Trennen Sie Produktlogik und Dialogstil. Der Solver erzwingt Kompatibilität und Pricing. Der Assistent stellt das Verständnis sicher. Halten Sie diese Ebenen getrennt. So können Sie die Tonalität verbessern, ohne die Korrektheit der Konfiguration zu gefährden. In der Praxis bedeutet dies, eine schlanke Übersetzungsschicht zwischen Dialog und Konfigurator einzuziehen. Wenn Sie die Kommunikationsprinzipien ändern, bricht keine Produktregel. Wenn Sie die Regeln ändern, weiß der Assistent immer noch, wie er sie erklären muss.
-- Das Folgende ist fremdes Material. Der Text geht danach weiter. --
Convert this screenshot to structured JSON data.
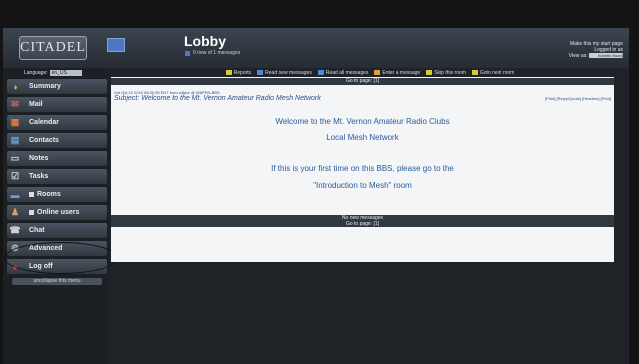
{
  "header": {
    "logo": "CITADEL",
    "room_title": "Lobby",
    "room_subtitle": "0 new of 1 messages",
    "right_lines": [
      "Make this my start page",
      "Logged in as",
      "View as:"
    ],
    "view_as_value": "Bulletin Board"
  },
  "sidebar": {
    "language_label": "Language:",
    "language_value": "en_US",
    "items": [
      {
        "label": "Summary",
        "icon": "summary-icon"
      },
      {
        "label": "Mail",
        "icon": "mail-icon"
      },
      {
        "label": "Calendar",
        "icon": "calendar-icon"
      },
      {
        "label": "Contacts",
        "icon": "contacts-icon"
      },
      {
        "label": "Notes",
        "icon": "notes-icon"
      },
      {
        "label": "Tasks",
        "icon": "tasks-icon"
      },
      {
        "label": "Rooms",
        "icon": "rooms-icon"
      },
      {
        "label": "Online users",
        "icon": "users-icon"
      },
      {
        "label": "Chat",
        "icon": "chat-icon"
      },
      {
        "label": "Advanced",
        "icon": "gear-icon"
      },
      {
        "label": "Log off",
        "icon": "logoff-icon"
      }
    ],
    "collapse_label": "uncollapse this menu"
  },
  "toolbar": {
    "items": [
      {
        "label": "Reports",
        "color": "#d8c63a"
      },
      {
        "label": "Read new messages",
        "color": "#4f8ad6"
      },
      {
        "label": "Read all messages",
        "color": "#4f8ad6"
      },
      {
        "label": "Enter a message",
        "color": "#e0a040"
      },
      {
        "label": "Skip this room",
        "color": "#d8c63a"
      },
      {
        "label": "Goto next room",
        "color": "#d8c63a"
      }
    ]
  },
  "content": {
    "top_goto": "Go to page: [1]",
    "meta": "Sat Oct 19 2019 08:00:39 EDT from w8pnr @ W8PEN-BBS",
    "subject": "Subject: Welcome to the Mt. Vernon Amateur Radio Mesh Network",
    "actions": "[Print] [Reply/Quote] [Headers] [Print]",
    "line1": "Welcome to the Mt. Vernon Amateur Radio Clubs",
    "line2": "Local Mesh Network",
    "line3": "If this is your first time on this BBS, please go to the",
    "line4": "\"Introduction to Mesh\" room",
    "no_new": "No new messages",
    "bottom_goto": "Go to page: [1]"
  },
  "colors": {
    "accent_text": "#2d5c9a",
    "bar": "#303840",
    "sidebar": "#313840"
  }
}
Käufer beurteilen Ihr System nicht danach, ob es jede technische Einschränkung kennt. Sie beurteilen es danach, ob es ihnen hilft, eine sichere Entscheidung zu treffen, ohne die Technik anrufen zu müssen. Die Verfassung sorgt dafür, dass sich dieses hilfreiche Verhalten in allen Situationen wiederholt.

Adoption wird eher durch den richtigen Tonfall als durch zusätzliche Features gewonnen.

Akzeptanz wird eher durch den Tonfall als durch Features gewonnen.

Ein wichtiger Hinweis: Persönlichkeit ist nicht Improvisation. Ihr Assistent darf keine Spezifikationen erfinden oder Regeln dehnen, nur um „hilfsbereit“ zu wirken. Der Kern von CPQ bleibt, nur das zu verkaufen, was Sie auch zuverlässig bauen, kalkulieren und liefern können. Eine durchdachte Persönlichkeit hilft, schneller dorthin zu gelangen – mit weniger Eskalationen und weniger Excel-Listen.

Der erste stille Erfolg: weniger „Kann ich Sie kurz anrufen?“-Momente von Kunden im Self-Service. Der zweite: weniger interne Rückfragen an die Technik für Routine-Abwägungen. Und der eigentliche Gewinn: Wenn Sie einen Vertriebsmitarbeiter fragen, warum er das System genutzt hat, sagt er: „Es hat mir geholfen, die Dinge zu durchdenken.“ Dann wissen Sie, dass Ihr Assistent eine Seele hat.

Der einfachste Test ist der beste: Wenn ein Kunde sagen kann „Da bin ich noch nicht sicher“ und Ihr Assistent ihn souverän zum nächsten Schritt führt, sind Sie auf dem richtigen Weg.

Ein CPQ-Assistent mit Charakter trifft keine Entscheidungen für den Nutzer. Er macht ihm die Entscheidungen leichter.